The LessWrong wiki has a good answer to this question:1
The orthogonality thesis states that an artificial intelligence can have any combination of intelligence level and goal. This is in contrast to the belief that, because of their intelligence, AIs will all converge to a common goal. The thesis was originally defined by Nick Bostrom in the paper “Superintelligent Will”, (along with the instrumental convergence thesis). For his purposes Bostrom defines intelligence to be instrumental rationality.
Defense of the thesis
It has been pointed out that the orthogonality thesis is the default position, and that the burden of proof is on claims that limit possible AIs. Stuart Armstrong writes that,
Thus to deny the Orthogonality thesis is to assert that there is a goal system G, such that, among other things:
- There cannot exist any efficient real-world algorithm with goal G.

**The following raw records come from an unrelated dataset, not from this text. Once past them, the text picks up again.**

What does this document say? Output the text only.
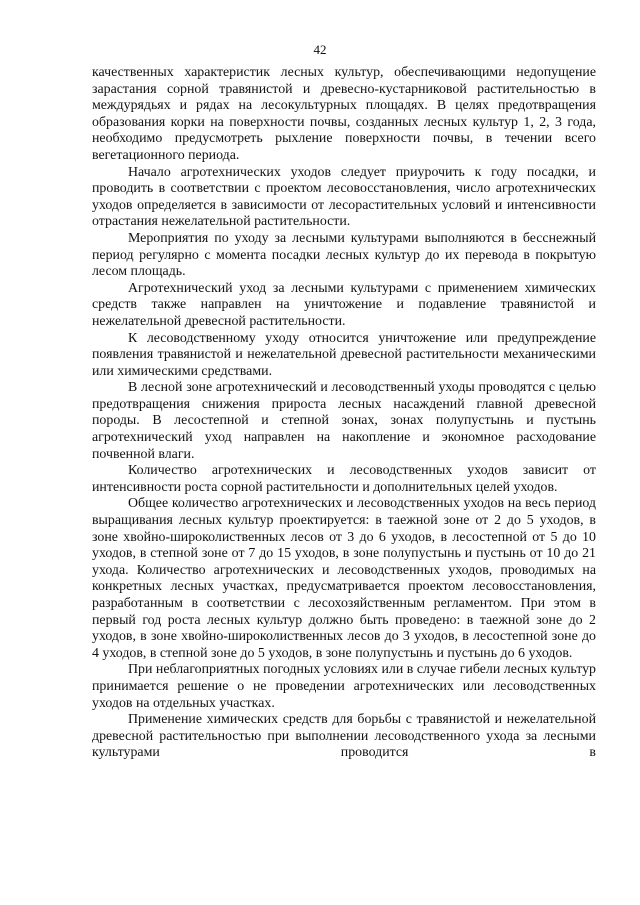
42

качественных характеристик лесных культур, обеспечивающими недопущение зарастания сорной травянистой и древесно-кустарниковой растительностью в междурядьях и рядах на лесокультурных площадях. В целях предотвращения образования корки на поверхности почвы, созданных лесных культур 1, 2, 3 года, необходимо предусмотреть рыхление поверхности почвы, в течении всего вегетационного периода.

Начало агротехнических уходов следует приурочить к году посадки, и проводить в соответствии с проектом лесовосстановления, число агротехнических уходов определяется в зависимости от лесорастительных условий и интенсивности отрастания нежелательной растительности.

Мероприятия по уходу за лесными культурами выполняются в бесснежный период регулярно с момента посадки лесных культур до их перевода в покрытую лесом площадь.

Агротехнический уход за лесными культурами с применением химических средств также направлен на уничтожение и подавление травянистой и нежелательной древесной растительности.

К лесоводственному уходу относится уничтожение или предупреждение появления травянистой и нежелательной древесной растительности механическими или химическими средствами.

В лесной зоне агротехнический и лесоводственный уходы проводятся с целью предотвращения снижения прироста лесных насаждений главной древесной породы. В лесостепной и степной зонах, зонах полупустынь и пустынь агротехнический уход направлен на накопление и экономное расходование почвенной влаги.

Количество агротехнических и лесоводственных уходов зависит от интенсивности роста сорной растительности и дополнительных целей уходов.

Общее количество агротехнических и лесоводственных уходов на весь период выращивания лесных культур проектируется: в таежной зоне от 2 до 5 уходов, в зоне хвойно-широколиственных лесов от 3 до 6 уходов, в лесостепной от 5 до 10 уходов, в степной зоне от 7 до 15 уходов, в зоне полупустынь и пустынь от 10 до 21 ухода. Количество агротехнических и лесоводственных уходов, проводимых на конкретных лесных участках, предусматривается проектом лесовосстановления, разработанным в соответствии с лесохозяйственным регламентом. При этом в первый год роста лесных культур должно быть проведено: в таежной зоне до 2 уходов, в зоне хвойно-широколиственных лесов до 3 уходов, в лесостепной зоне до 4 уходов, в степной зоне до 5 уходов, в зоне полупустынь и пустынь до 6 уходов.

При неблагоприятных погодных условиях или в случае гибели лесных культур принимается решение о не проведении агротехнических или лесоводственных уходов на отдельных участках.

Применение химических средств для борьбы с травянистой и нежелательной древесной растительностью при выполнении лесоводственного ухода за лесными культурами проводится в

- If a being with arbitrarily high resources, intelligence, time and goal G, were to try design an efficient real-world algorithm with the same goal, it must fail.
- If a human society were highly motivated to design an efficient real-world algorithm with goal G, and were given a million years to do so along with huge amounts of resources, training and knowledge about AI, it must fail.
- If a high-resource human society were highly motivated to achieve the goals of G, then it could not do so (here the human society is seen as the algorithm).
- Same as above, for any hypothetical alien societies.
- There cannot exist any pattern of reinforcement learning that would train a highly efficient real-world intelligence to follow the goal G.
- There cannot exist any evolutionary or environmental pressures that would evolve highly efficient real world intelligences to follow goal G.
One reason many researchers assume superintelligences to converge to the same goals may be because most humans have similar values. Furthermore, many philosophies hold that there is a rationally correct morality, which implies that a sufficiently rational AI will acquire this morality and begin to act according to it. Armstrong points out that for formalizations of AI such as AIXI and Gödel machines, the thesis is known to be true. Furthermore, if the thesis was false, then Oracle AIs would be impossible to build, and all sufficiently intelligent AIs would be impossible to control.
As mentioned above, the definition of intelligence as instrumental rationality is important here. (Instrumental rationality is the ability to select actions well in pursuit of a goal). But I’ll also note that the argument goes through even if we think this isn’t a good definition of intelligence. In that case, for the purpose of this question, we should just jettison the term artificial intelligence and call it artificial instrumental rationality instead. As argued above, the orthogonality thesis goes through for an “AIR.”
Instrumental rationality is all that’s necessary for an agent to have superhuman ability to accomplish goals, so the relevant question is actually “Why wouldn’t it act morally by the time it gains enough instrumental rationality to be dangerous?” This phrasing is a bit of protection against eliding definitions of intelligence, and hopefully reinforces the relevance of the quoted arguments above.
- https://wiki.lesswrong.com/wiki/Orthogonality_thesis ↩